コロナによって、貸出先の状況が悪化し、貸出金の回収が滞る可能性が高くなります。
こうなった場合に、回収できないリスクを貸倒引当金として計上し、当期の損となります。
飲食店と中心に売り上げが激減し、経営の立ち行かない中小零細企業も増えています。
コロナ破綻企業の増加という記事も多く見かけるようになりました。
貸出を行っている銀行も無傷のはずはなく、従来に比べて焦げ付きになる貸倒引当金の金額は高くなると思われます。
✔ プラス面
ところが一方で、プラス面もあります。
これだけ売り上げが伸びないので、毎月の資金繰りが悪化し、何とか持ちこたえるために銀行からの融資をむしろ欲する企業が増えているのです。
もちろん、銀行側は回収の見込みがなければ貸出は行いませんが、十分な担保や裏付けがあれば貸出を行います。
コロナ前は銀行側が売り手で、どこの企業も金が要らないのでなかなか借りてくれず、貸出金利も引き下げ傾向が続いていましたが、コロナによってこのトレンドが逆転しています。
銀行側からすると、待っていても融資の依頼を受けるし、かつ利回りの交渉もしやすいので、貸倒引当金の積み増しと比較しても十分に採算が取れるだけの案件・材料があるといえます。
念のため付け加えると、この環境下では貸出にもリスクが伴うので、それに見合った利回りを要求している、ということにすぎません。
決して暴利を貪っているわけではありません。
✔ 結局のところ
業績面では、マイナスをプラスが相殺している感じになるかと思います。
コロナによる銀行業績への影響は限定的→破綻のリスクもなく、給料の減少リスクも低い、ということです。
飲み会、宴席等への影響
飲み会、宴席の回数は超激減です。
✔ 飲み会
職場内での飲み会の数は、ほぼゼロです。
街の居酒屋を覗いてみると、結構飲み会をやっている光景を10月時点では見かけますが、銀行員においてはほぼご法度です。
やはり社会基盤の最低限維持者の立場として、軽率な行動は慎むようにとのお達しが出ており、部長以下なかなか飲み会をやろうという雰囲気にはなりません。
オンライン飲み会でもやるかという声もあるようです。
少人数であればそれでも良いのですが、やはりお酒や食事を自分で用意しなければならないし、大人数になったときに話が混線しがちでなかなかリアル飲み会のようにはいかないのが現実です。
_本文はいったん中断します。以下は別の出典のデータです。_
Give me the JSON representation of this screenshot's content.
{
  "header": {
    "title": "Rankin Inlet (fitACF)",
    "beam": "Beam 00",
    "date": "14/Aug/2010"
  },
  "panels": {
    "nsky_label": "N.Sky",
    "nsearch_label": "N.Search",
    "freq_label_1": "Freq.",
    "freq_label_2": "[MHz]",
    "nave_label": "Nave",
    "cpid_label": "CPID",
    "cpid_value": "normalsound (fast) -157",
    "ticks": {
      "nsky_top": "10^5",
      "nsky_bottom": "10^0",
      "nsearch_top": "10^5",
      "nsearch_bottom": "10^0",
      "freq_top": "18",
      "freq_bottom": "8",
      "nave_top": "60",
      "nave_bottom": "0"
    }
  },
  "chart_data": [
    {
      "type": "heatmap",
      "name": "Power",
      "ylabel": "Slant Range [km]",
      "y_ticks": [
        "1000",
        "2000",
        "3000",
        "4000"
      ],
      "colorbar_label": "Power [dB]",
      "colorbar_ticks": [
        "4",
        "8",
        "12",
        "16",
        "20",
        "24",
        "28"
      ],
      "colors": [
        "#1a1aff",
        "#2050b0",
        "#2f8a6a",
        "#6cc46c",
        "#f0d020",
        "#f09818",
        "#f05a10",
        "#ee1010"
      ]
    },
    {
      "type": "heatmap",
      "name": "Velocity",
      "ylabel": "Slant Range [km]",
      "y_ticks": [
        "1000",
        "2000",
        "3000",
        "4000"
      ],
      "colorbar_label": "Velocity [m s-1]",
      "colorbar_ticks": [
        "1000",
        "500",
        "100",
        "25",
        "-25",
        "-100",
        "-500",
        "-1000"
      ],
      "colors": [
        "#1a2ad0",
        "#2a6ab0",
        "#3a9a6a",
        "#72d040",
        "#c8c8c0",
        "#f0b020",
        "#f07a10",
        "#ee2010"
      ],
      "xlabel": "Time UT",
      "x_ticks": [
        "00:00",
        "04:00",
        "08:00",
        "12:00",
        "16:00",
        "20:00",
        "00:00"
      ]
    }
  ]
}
通常であれば4月や10月に歓送迎会が催されますが、コロナ禍においてはそれすらもストップの状況になっています。
飲み会嫌いなひとにとっては朗報ですが、全く飲み会がないのもコミュニケーション不足に繋がり、よい結果ばかりとは言えないかなと感じる今日この頃です。
✔ 宴席
まず、実施されません。
宴席を仕掛けた結果、相手に感染させてしまっては元も子もないからです。
やはり、食事を伴う会食は、リスクが高すぎます。
絶対禁止というわけではなく例外もありますが、そもそも相手側はYesというかという問題もあります。
ゴルフ等の接待も、緊急事態宣言以降はほぼ実施されていないといってよいでしょう。
宴席や接待が苦手な社員にとっては、この上ないフォローの風です。